Code edits may result in unexpected changes to dataset content, permissions, and structure. We recommend protecting production branches and requiring a review of proposed changes before merging; these options can be found in the branch settings. The pull request page will then offer various ways to analyze the impact of code changes on the affected datasets.
Evaluating the impact of changes requires the affected datasets to be built with the most recent code changes. This build is required on both the head branch (development) and the base branch (target):
The pull request page will warn you when affected datasets are stale. Clicking on Configure and build will allow you to review the stale datasets and build them on head and base branches.
The pull request page's staleness warning only covers affected datasets within a specific code repository. The pull request page does not warn about stale parent datasets outside of the repository or about uncommitted changes.
The Impact analysis tab provides information on datasets affected by the pull request. By default, it will only show directly affected datasets, excluding derived datasets that may be impacted. You can inspect the impact on additional tables by clicking on Add datasets to analysis.
Reviewing affected datasets requires access to the data. Inaccessible datasets will be indicated in the UI as inaccessible.
The way a repository determines the list of affected datasets can differ depending on the language you use.

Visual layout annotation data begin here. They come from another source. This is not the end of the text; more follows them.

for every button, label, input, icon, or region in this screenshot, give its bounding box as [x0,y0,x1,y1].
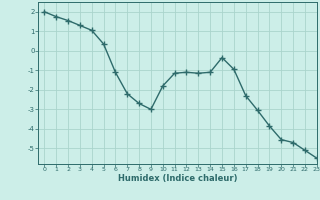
X-axis label: Humidex (Indice chaleur): Humidex (Indice chaleur) [118,174,237,183]
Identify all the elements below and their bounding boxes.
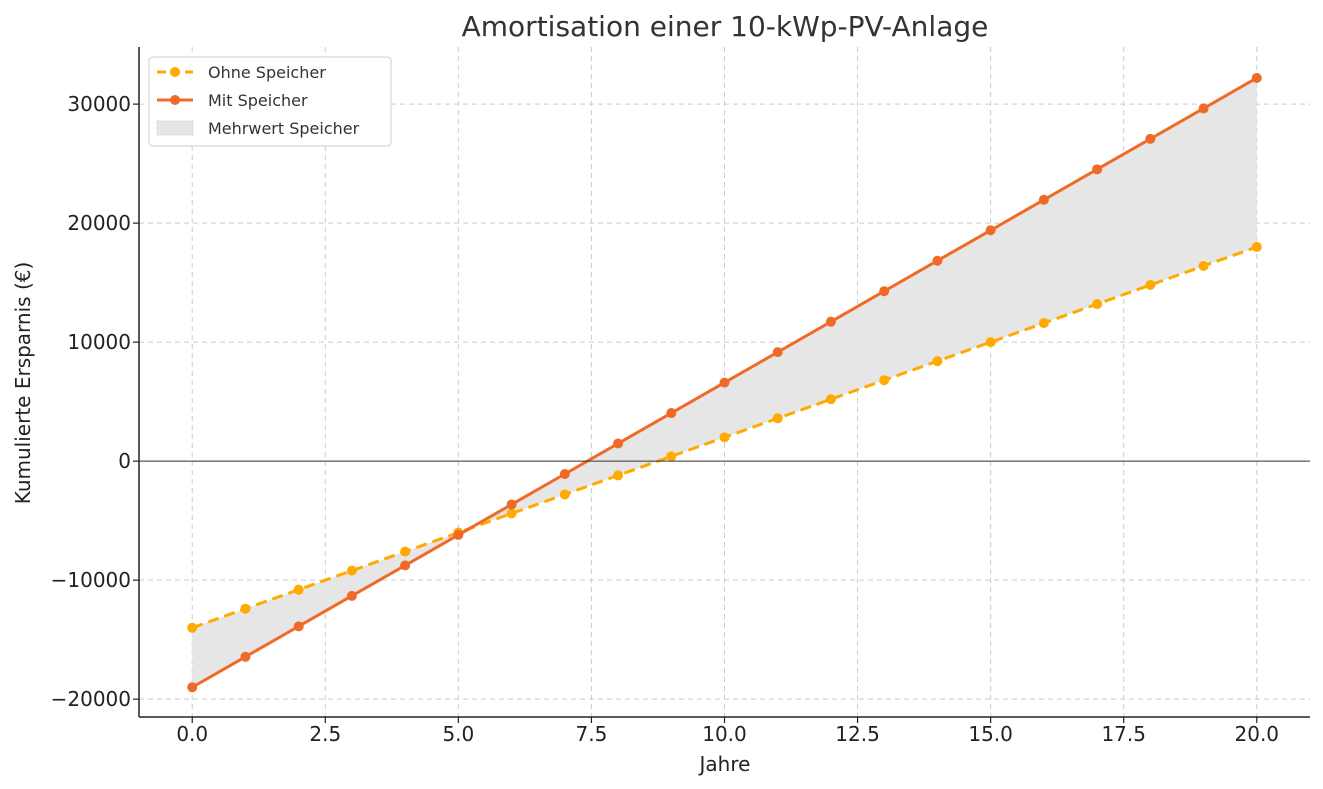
data-point-ohne-speicher xyxy=(506,508,517,519)
data-point-ohne-speicher xyxy=(293,584,304,595)
data-point-ohne-speicher xyxy=(1251,241,1262,252)
axes xyxy=(133,47,1310,723)
legend-item-ohne-speicher: Ohne Speicher xyxy=(157,63,326,82)
legend-marker-mit-speicher xyxy=(170,95,180,105)
y-tick-label: −20000 xyxy=(51,687,131,711)
y-tick-label: 20000 xyxy=(67,211,131,235)
data-point-mit-speicher xyxy=(613,438,624,449)
legend-item-mit-speicher: Mit Speicher xyxy=(157,91,308,110)
legend-label-ohne-speicher: Ohne Speicher xyxy=(208,63,326,82)
data-point-mit-speicher xyxy=(825,316,836,327)
data-point-mit-speicher xyxy=(240,651,251,662)
data-point-ohne-speicher xyxy=(932,356,943,367)
tick-labels: 0.0 2.5 5.0 7.5 10.0 12.5 15.0 17.5 20.0 −20000 −1… xyxy=(51,92,1279,746)
data-point-mit-speicher xyxy=(879,286,890,297)
data-point-mit-speicher xyxy=(1251,72,1262,83)
data-point-mit-speicher xyxy=(1038,194,1049,205)
data-point-mit-speicher xyxy=(1145,133,1156,144)
legend-label-mehrwert-speicher: Mehrwert Speicher xyxy=(208,119,360,138)
x-tick-label: 2.5 xyxy=(309,722,341,746)
legend-box xyxy=(148,56,392,147)
data-point-ohne-speicher xyxy=(346,565,357,576)
data-point-mit-speicher xyxy=(400,560,411,571)
data-point-ohne-speicher xyxy=(1038,318,1049,329)
x-tick-label: 0.0 xyxy=(176,722,208,746)
data-point-mit-speicher xyxy=(1198,103,1209,114)
data-point-mit-speicher xyxy=(187,682,198,693)
data-point-ohne-speicher xyxy=(400,546,411,557)
legend-swatch-mehrwert-speicher xyxy=(156,120,194,136)
y-axis-label: Kumulierte Ersparnis (€) xyxy=(11,262,35,505)
data-point-mit-speicher xyxy=(772,347,783,358)
legend-label-mit-speicher: Mit Speicher xyxy=(208,91,308,110)
data-point-mit-speicher xyxy=(985,225,996,236)
data-point-mit-speicher xyxy=(453,529,464,540)
data-point-mit-speicher xyxy=(293,621,304,632)
legend: Ohne Speicher Mit Speicher Mehrwert Spei… xyxy=(148,56,392,147)
chart-title: Amortisation einer 10-kWp-PV-Anlage xyxy=(462,10,989,43)
data-point-mit-speicher xyxy=(719,377,730,388)
data-point-mit-speicher xyxy=(932,255,943,266)
data-point-mit-speicher xyxy=(559,468,570,479)
data-point-ohne-speicher xyxy=(1198,260,1209,271)
y-tick-label: 30000 xyxy=(67,92,131,116)
data-point-ohne-speicher xyxy=(719,432,730,443)
legend-marker-ohne-speicher xyxy=(170,67,180,77)
x-tick-label: 17.5 xyxy=(1101,722,1146,746)
data-point-ohne-speicher xyxy=(985,337,996,348)
data-point-ohne-speicher xyxy=(772,413,783,424)
data-point-ohne-speicher xyxy=(1092,299,1103,310)
x-axis-label: Jahre xyxy=(698,752,751,776)
x-tick-label: 15.0 xyxy=(968,722,1013,746)
data-point-ohne-speicher xyxy=(559,489,570,500)
data-point-ohne-speicher xyxy=(240,603,251,614)
y-tick-label: 0 xyxy=(118,449,131,473)
data-point-ohne-speicher xyxy=(825,394,836,405)
series-mit-speicher xyxy=(187,72,1262,693)
data-point-mit-speicher xyxy=(506,499,517,510)
data-point-ohne-speicher xyxy=(187,622,198,633)
y-tick-label: 10000 xyxy=(67,330,131,354)
series-layer xyxy=(187,72,1262,693)
data-point-ohne-speicher xyxy=(666,451,677,462)
x-tick-label: 7.5 xyxy=(576,722,608,746)
data-point-ohne-speicher xyxy=(879,375,890,386)
x-tick-label: 10.0 xyxy=(702,722,747,746)
x-tick-label: 12.5 xyxy=(835,722,880,746)
data-point-mit-speicher xyxy=(346,590,357,601)
data-point-mit-speicher xyxy=(666,408,677,419)
data-point-mit-speicher xyxy=(1092,164,1103,175)
x-tick-label: 5.0 xyxy=(442,722,474,746)
data-point-ohne-speicher xyxy=(613,470,624,481)
y-tick-label: −10000 xyxy=(51,568,131,592)
data-point-ohne-speicher xyxy=(1145,280,1156,291)
legend-item-mehrwert-speicher: Mehrwert Speicher xyxy=(156,119,360,138)
x-tick-label: 20.0 xyxy=(1235,722,1280,746)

Python repositories use Transforms Level Logic Versioning (TLLV) to generate the list. In Java transforms, datasets are considered directly affected if their source file is changed by the pull request.
The impact analysis tab shows the following information:
Clicking on Add datasets to analysis will analyze the pull request's impact on derived datasets. All intermediate datasets between the selected dataset and the affected datasets will be added as well.
The added datasets must not be stale in order to show impact information. Click on Configure and build to view an updated list of stale datasets and trigger a build.
The pipeline review tab offers a lineage view of the datasets affected by the pull request.
When one of the dataset nodes is selected, the changes to the transforms code file that generates this dataset is displayed along with the schema changes for each dataset generated by that code file. Navigating through the affected datasets in the order of data flow can help you understand how changes to different files and datasets correspond.
To keep track of your progress while reviewing the changes in a pull request, you can approve or reject each file individually. For transform source files, this review status is shown in the pipeline graph as an indicator on the corresponding output dataset nodes.